At the continent's north-eastern corner, hundreds of Somalis continue to risk the dangerous Gulf of Aden crossing to Yemen each month. Through the end of October, 8,164 arrivals had been registered during 1999. The rate of arrival depends on the season and sea conditions. Many of the Somalis pay smugglers for passage, and when the illegal craft are challenged by coast guards or to avoid actually putting ashore, passengers are often dumped overboard far from the coast. Last year over 250 Somalis are believed to have died at sea.
On reaching Yemen many Somalis move on in search of jobs on the Arabian peninsula. The number of refugees assisted in Al Gahin camp in Aden - around 12,000 - has not changed significantly in several years, while the total number of Somalis in Yemen stands at 65,000.

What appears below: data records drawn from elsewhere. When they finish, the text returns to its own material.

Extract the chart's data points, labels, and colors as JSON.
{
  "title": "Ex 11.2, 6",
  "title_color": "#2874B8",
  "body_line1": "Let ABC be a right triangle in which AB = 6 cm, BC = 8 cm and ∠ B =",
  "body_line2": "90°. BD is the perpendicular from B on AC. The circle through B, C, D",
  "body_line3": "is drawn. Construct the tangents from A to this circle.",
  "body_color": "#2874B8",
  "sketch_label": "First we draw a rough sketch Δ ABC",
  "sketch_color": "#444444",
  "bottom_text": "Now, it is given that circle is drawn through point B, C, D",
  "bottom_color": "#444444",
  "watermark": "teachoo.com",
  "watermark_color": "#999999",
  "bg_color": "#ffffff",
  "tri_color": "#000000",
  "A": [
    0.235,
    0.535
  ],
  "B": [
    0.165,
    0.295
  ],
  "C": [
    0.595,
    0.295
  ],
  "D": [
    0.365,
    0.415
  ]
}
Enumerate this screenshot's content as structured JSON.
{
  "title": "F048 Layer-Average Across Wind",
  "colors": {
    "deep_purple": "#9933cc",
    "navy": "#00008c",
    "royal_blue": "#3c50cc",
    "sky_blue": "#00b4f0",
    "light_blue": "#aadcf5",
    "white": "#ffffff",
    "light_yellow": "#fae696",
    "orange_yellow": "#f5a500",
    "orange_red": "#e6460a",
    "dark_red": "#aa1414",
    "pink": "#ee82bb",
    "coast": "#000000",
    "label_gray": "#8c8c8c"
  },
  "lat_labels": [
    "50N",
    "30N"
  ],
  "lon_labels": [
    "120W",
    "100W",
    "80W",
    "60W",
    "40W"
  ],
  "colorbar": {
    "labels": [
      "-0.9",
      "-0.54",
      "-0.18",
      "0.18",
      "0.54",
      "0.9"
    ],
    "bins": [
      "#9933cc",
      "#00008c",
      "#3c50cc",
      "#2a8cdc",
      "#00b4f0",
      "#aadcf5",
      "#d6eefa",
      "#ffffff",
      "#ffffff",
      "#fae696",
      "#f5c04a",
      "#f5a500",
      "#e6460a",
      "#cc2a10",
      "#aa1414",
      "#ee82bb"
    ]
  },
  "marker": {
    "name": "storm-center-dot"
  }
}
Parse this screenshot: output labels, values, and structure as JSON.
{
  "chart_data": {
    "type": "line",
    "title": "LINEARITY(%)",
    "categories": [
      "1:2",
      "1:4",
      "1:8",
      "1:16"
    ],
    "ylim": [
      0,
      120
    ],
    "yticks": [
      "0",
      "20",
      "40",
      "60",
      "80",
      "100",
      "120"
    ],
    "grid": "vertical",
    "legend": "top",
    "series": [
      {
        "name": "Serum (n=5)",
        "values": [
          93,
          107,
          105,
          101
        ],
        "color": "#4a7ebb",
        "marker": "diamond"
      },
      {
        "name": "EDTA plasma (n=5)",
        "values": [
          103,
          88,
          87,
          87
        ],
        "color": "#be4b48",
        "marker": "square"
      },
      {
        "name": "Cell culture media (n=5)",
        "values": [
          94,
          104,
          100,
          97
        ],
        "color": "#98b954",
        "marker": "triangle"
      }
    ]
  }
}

UNHCR and the government of Yemen have collaborated in an effort to offer Somalis the means to repatriate while discouraging people from making round trips. More than a dozen groups of volunteers have been flown this year back to Mogadishu, where UNHCR maintains an office, rather than the northern coast. The cash grant to help returnees settle in has been reduced as a further disincentive to moving back and forth across the Gulf.
Several repatriations to and from Kenya have been completed or are planned for the remainder of 1999. The last sizeable repatriation of long-time Ethiopian refugees from Kenya took place the latter part of July when a UNHCR-chartered aircraft carried 1,400 Ethiopians home from the Dadaab camps. From a high of nearly 100,000 refugees from the country at the beginning of the decade, Kenya now hosts only 3,000 Ethiopians.
More recently, several dozen of one of Kakuma refugee camp's smallest contingent - its 400 Ugandans - boarded UNHCR buses for home in October. And preparations are complete for the return the first week of November of the first 600 Kenyans from Moyale, in southern Ethiopia, to northern Kenya. An estimated 4,500 Kenyans will make the 600 km journey aboard UNHCR trucks to their homes in Isiolo, Wajir and Mandera districts in the following weeks. Returnees, who fled violence after the Kenyan multi-party elections of late 1992, will get food aid and household items. UNHCR will also give financial support directly to health clinics in the return districts.